SREBRENICA, LUOGO DEL RANCORE E DELL’IPOCRISIA EUROPEA

Dopo vent’anni Srebrenica non è ancora un luogo di conciliazione. È un luogo di rancore mai sopito, di mancanze e indifferenze dell’Europa: nei confronti di una ex Jugoslavia che sarebbe rimasta abbandonata a se stessa se non fossero intervenuti gli Stati Uniti e la Nato. È un luogo di morte e impotenza, quella dei caschi blu olandesi che furono testimoni impotenti del massacro. L’Europa affondò vent’anni fa lungo le gole balcaniche scavate dal corso della Drina.
Nessuno dei Paesi e delle istituzioni rappresentate da coloro che oggi sono a Srebrenica a commemorare il massacro di 8mila bosniaci allora alzò un dito per evitarlo, neppure noi giornalisti che raccogliemmo le testimonianze dei disperati in fuga.
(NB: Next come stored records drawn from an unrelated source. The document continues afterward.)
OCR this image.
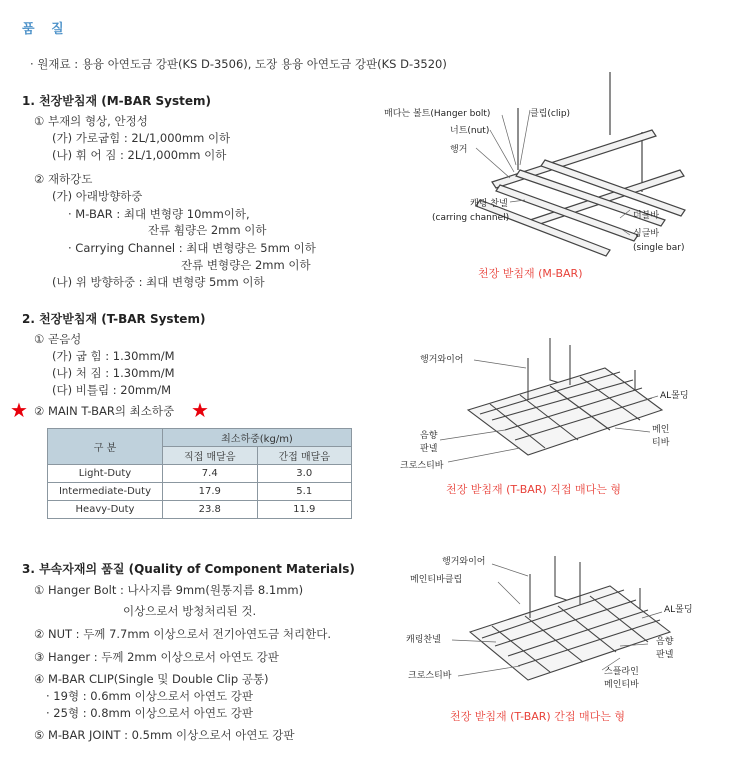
품 질
· 원재료 : 용융 아연도금 강판(KS D-3506), 도장 용융 아연도금 강판(KS D-3520)
1. 천장받침재 (M-BAR System)
① 부재의 형상, 안정성
(가) 가로굽힘 : 2L/1,000mm 이하
(나) 휘 어 짐 : 2L/1,000mm 이하
② 재하강도
(가) 아래방향하중
· M-BAR : 최대 변형량 10mm이하,
잔류 휨량은 2mm 이하
· Carrying Channel : 최대 변형량은 5mm 이하
잔류 변형량은 2mm 이하
(나) 위 방향하중 : 최대 변형량 5mm 이하
2. 천장받침재 (T-BAR System)
① 곧음성
(가) 굽 힘 : 1.30mm/M
(나) 처 짐 : 1.30mm/M
(다) 비틀림 : 20mm/M
★ ② MAIN T-BAR의 최소하중 ★
구 분	최소하중(kg/m)	
	직접 매달음	간접 매달음
Light-Duty	7.4	3.0
Intermediate-Duty	17.9	5.1
Heavy-Duty	23.8	11.9
3. 부속자재의 품질 (Quality of Component Materials)
① Hanger Bolt : 나사지름 9mm(원통지름 8.1mm)
이상으로서 방청처리된 것.
② NUT : 두께 7.7mm 이상으로서 전기아연도금 처리한다.
③ Hanger : 두께 2mm 이상으로서 아연도 강판
④ M-BAR CLIP(Single 및 Double Clip 공통)
· 19형 : 0.6mm 이상으로서 아연도 강판
· 25형 : 0.8mm 이상으로서 아연도 강판
⑤ M-BAR JOINT : 0.5mm 이상으로서 아연도 강판
매다는 볼트(Hanger bolt)	클립(clip)
너트(nut)
행거
캐링 찬넬
(carring channel)	더블바
싱글바
(single bar)
천장 받침재 (M-BAR)
행거와이어
AL몰딩
음향
판넬
메인
티바
크로스티바
천장 받침재 (T-BAR) 직접 매다는 형
행거와이어
메인티바클립
AL몰딩
캐링찬넬	음향
판넬
크로스티바	스플라인
메인티바
천장 받침재 (T-BAR) 간접 매다는 형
E nessun racconto, per quanto macabro e lancinante, smosse le cancellerie europee.
Srebrenica ora è una città dalla tristezza opprimente, schiacciata tra la montagna e il fiume, un punto sulla carta di uno degli stati più piccoli d’Europa, la Repubblica Srpska, l’altra entità che insieme alla federazione croato-musulmana costituisce la Bosnia. Per far capire a chi appartiene questa terra, i serbi, vicino al memoriale di Potocarì, hanno cominciato a costruire una chiesa ortodossa. Qui non c’è nessuna conciliazione: la presenza dei serbi alle commemorazioni avviene soltanto perché i russi hanno messo il veto a una risoluzione dell’Onu che conteneva la parola genocidio. Il gioco della realpolitik continua sul sangue versato.
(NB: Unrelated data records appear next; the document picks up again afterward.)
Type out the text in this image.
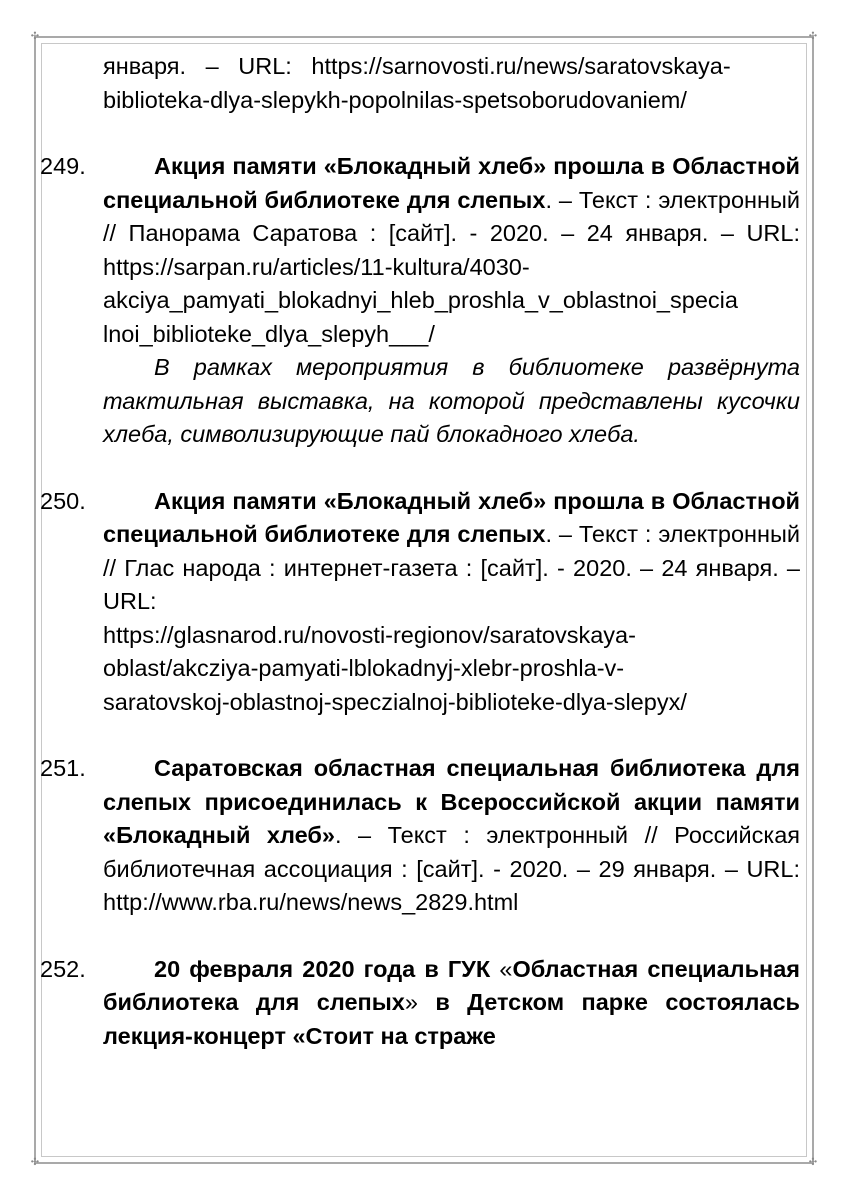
✣	✣
✣	✣
января.   –   URL:   https://sarnovosti.ru/news/saratovskaya-
biblioteka-dlya-slepykh-popolnilas-spetsoborudovaniem/
249.	Акция памяти «Блокадный хлеб» прошла в Областной специальной библиотеке для слепых. – Текст : электронный // Панорама Саратова : [сайт]. - 2020. – 24 января. – URL: https://sarpan.ru/articles/11-kultura/4030-
akciya_pamyati_blokadnyi_hleb_proshla_v_oblastnoi_specia
lnoi_biblioteke_dlya_slepyh___/
В рамках мероприятия в библиотеке развёрнута тактильная выставка, на которой представлены кусочки хлеба, символизирующие пай блокадного хлеба.
250.	Акция памяти «Блокадный хлеб» прошла в Областной специальной библиотеке для слепых. – Текст : электронный // Глас народа : интернет-газета : [сайт]. - 2020. – 24 января. – URL:
https://glasnarod.ru/novosti-regionov/saratovskaya-
oblast/akcziya-pamyati-lblokadnyj-xlebr-proshla-v-
saratovskoj-oblastnoj-speczialnoj-biblioteke-dlya-slepyx/
251.	Саратовская областная специальная библиотека для слепых присоединилась к Всероссийской акции памяти «Блокадный хлеб». – Текст : электронный // Российская библиотечная ассоциация : [сайт]. - 2020. – 29 января. – URL: http://www.rba.ru/news/news_2829.html
252.	20 февраля 2020 года в ГУК «Областная специальная библиотека для слепых» в Детском парке состоялась лекция-концерт «Стоит на страже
Le notizie del massacro di Srebrenica, così come quelle delle stragi precedenti, fecero apparire le guerre nell’ex Jugoslavia una sorta di proseguimento degli orrori della seconda guerra mondiale. «Stiamo ancora regolando i conti di allora», disse Milovan Gilas, storico dissidente, in un’intervista a Belgrado. Gilas morì quattro mesi prima di Srebrenica. Nei Balcani si liberarono istinti selvaggi su larga scala e l’Europa fu colta di sorpresa, così come era stata spiazzata dalla disgregazione dell’ex Jugoslavia, giudicata, dopo il crollo del Muro di Berlino, un evento quasi ineluttabile.
In realtà la Jugoslavia, primo Paese dell’Est ad affrontare l’era del post-comunismo, era stata abbandonata nel momento più delicato della transizione. L’Europa paga ancora il conto salato di questa indifferenza perché nel cuore di un’Unione sempre più incerta, i Balcani rimangono terre mobili, dal futuro oscuro. E la Russia, dopo l’Ucraina, qui è tornata per demarcare la nuova frontiera tra Est e Ovest.
Gli Stati Uniti e la Nato intervennero in Bosnia quando i Governi europei, disorientati e incapaci di agire, si trovarono in un vicolo cieco mentre le Nazioni Unite si coprivano di disonore, con i caschi blu che lasciarono trasformare le enclavi di Zepa e Srebrenica in cimiteri e fosse comuni. A Srebrenica fu lasciato di presidio un battaglione olandese, privo di ogni sostegno, che regalò pure 30mila litri di benzina al generale Ratko Mladic per deportare i prigionieri.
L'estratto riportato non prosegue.